= Kazue Sawai =

Japanese musician (1941–2026)

Kazue Sawai (沢井 一恵, Sawai Kazue) was a Japanese koto player noted for her performance of contemporary classical music and free improvisation.

== Early life ==
Sawai was born in Kyoto on January 1st, 1941, and began studying koto, at the age of eight, with Michio Miyagi. She later graduated from the Tokyo National University of Fine Arts and Music.

== Musical career ==
Sawai played both the 13-string and 17-string kotos. As a soloist, as well as with her koto ensemble, she performed and worked with John Cage, Toshi Ichiyanagi, Yuji Takahashi, Ayuo, Roberto Carnevale, Sofia Gubaidulina, David Behrman, Carl Stone, and many other composers. She has performed in Japan, North America, and Europe.

== Teaching career ==
Sawai operated a school in Japan, where she taught both Japanese and foreign students.
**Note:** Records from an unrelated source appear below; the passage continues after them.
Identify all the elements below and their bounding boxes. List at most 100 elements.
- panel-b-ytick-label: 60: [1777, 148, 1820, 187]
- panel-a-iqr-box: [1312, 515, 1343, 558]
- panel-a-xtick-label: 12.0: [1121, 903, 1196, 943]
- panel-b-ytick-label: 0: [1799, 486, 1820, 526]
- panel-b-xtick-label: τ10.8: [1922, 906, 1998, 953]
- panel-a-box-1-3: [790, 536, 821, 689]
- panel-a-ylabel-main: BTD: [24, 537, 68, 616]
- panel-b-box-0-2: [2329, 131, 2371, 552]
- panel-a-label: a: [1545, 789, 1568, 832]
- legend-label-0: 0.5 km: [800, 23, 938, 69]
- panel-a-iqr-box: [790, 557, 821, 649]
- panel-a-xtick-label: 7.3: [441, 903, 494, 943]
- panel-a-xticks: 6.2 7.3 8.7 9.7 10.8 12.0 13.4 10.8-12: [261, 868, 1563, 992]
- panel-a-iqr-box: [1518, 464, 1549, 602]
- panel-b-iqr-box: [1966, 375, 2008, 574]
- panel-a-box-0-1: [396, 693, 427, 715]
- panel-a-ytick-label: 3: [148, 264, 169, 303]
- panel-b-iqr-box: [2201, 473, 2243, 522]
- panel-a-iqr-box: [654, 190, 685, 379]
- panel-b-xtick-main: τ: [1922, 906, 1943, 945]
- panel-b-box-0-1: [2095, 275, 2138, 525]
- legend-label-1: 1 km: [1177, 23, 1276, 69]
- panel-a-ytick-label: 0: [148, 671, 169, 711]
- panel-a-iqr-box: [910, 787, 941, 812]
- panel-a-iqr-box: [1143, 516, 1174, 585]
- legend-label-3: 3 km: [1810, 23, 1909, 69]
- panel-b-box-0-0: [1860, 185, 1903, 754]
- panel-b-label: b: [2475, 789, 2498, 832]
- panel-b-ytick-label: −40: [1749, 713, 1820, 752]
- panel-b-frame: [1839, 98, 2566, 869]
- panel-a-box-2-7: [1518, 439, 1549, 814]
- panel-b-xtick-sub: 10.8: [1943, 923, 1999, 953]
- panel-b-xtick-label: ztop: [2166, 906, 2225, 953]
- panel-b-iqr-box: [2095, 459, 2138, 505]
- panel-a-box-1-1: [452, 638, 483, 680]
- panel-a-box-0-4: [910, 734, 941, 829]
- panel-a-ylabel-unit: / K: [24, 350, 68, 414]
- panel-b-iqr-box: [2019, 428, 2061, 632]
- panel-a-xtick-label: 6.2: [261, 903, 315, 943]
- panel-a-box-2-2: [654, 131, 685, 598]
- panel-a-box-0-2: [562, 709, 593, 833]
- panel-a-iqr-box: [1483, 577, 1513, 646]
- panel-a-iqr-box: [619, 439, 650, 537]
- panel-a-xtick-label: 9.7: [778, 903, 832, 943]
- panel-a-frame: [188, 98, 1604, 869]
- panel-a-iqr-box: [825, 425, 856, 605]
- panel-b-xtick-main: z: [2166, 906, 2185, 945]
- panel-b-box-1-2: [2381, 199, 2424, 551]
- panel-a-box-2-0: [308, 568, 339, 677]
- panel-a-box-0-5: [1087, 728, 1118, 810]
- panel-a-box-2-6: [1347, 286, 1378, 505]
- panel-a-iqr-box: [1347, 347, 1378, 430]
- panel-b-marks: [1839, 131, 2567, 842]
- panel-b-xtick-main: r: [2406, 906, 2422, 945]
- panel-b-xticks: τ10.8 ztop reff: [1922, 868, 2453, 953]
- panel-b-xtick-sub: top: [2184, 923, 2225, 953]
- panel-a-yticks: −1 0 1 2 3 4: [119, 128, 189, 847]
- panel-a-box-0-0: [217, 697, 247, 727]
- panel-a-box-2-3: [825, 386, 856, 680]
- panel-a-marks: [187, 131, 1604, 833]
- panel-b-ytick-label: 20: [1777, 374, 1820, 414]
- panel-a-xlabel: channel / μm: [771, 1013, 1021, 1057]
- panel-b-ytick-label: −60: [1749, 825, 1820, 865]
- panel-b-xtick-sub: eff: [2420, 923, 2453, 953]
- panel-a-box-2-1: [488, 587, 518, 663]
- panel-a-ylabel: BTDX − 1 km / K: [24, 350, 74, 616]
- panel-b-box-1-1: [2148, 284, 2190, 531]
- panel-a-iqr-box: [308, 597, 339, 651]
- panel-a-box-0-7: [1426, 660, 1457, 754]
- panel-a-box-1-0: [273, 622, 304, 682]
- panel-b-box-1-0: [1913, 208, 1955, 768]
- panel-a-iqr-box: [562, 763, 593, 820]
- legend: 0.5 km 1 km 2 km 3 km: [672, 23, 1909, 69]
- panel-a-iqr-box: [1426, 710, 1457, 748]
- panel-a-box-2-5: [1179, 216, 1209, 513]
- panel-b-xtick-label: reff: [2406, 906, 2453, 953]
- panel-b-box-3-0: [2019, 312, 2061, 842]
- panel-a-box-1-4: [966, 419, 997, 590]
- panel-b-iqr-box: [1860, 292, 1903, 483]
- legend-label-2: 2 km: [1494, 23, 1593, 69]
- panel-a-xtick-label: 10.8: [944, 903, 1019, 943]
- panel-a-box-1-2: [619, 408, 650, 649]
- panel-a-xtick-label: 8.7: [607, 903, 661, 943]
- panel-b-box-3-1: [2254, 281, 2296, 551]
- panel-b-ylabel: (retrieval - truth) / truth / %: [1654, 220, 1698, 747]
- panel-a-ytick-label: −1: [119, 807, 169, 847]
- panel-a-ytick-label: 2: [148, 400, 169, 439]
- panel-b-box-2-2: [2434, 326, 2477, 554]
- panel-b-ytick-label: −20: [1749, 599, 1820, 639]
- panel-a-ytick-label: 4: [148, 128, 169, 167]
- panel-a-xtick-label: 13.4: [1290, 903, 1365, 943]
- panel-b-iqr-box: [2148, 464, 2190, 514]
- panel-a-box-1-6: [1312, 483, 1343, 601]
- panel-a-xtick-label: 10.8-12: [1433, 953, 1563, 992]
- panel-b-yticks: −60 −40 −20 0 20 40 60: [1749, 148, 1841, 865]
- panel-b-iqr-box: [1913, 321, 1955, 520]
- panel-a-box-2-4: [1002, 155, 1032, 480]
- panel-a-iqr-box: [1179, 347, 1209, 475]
Her students include Michiyo Yagi, Elizabeth Falconer, Shoko Hikage, and Mei Han.

== Personal life and death ==
Sawai was married to the late Tadao Sawai, who was also a koto player and composer. The couple had a son Hikaru Sawai (born 1964), who is also a koto player and composer.

Kazue Sawai died on 15 February 2026, at the age of 85.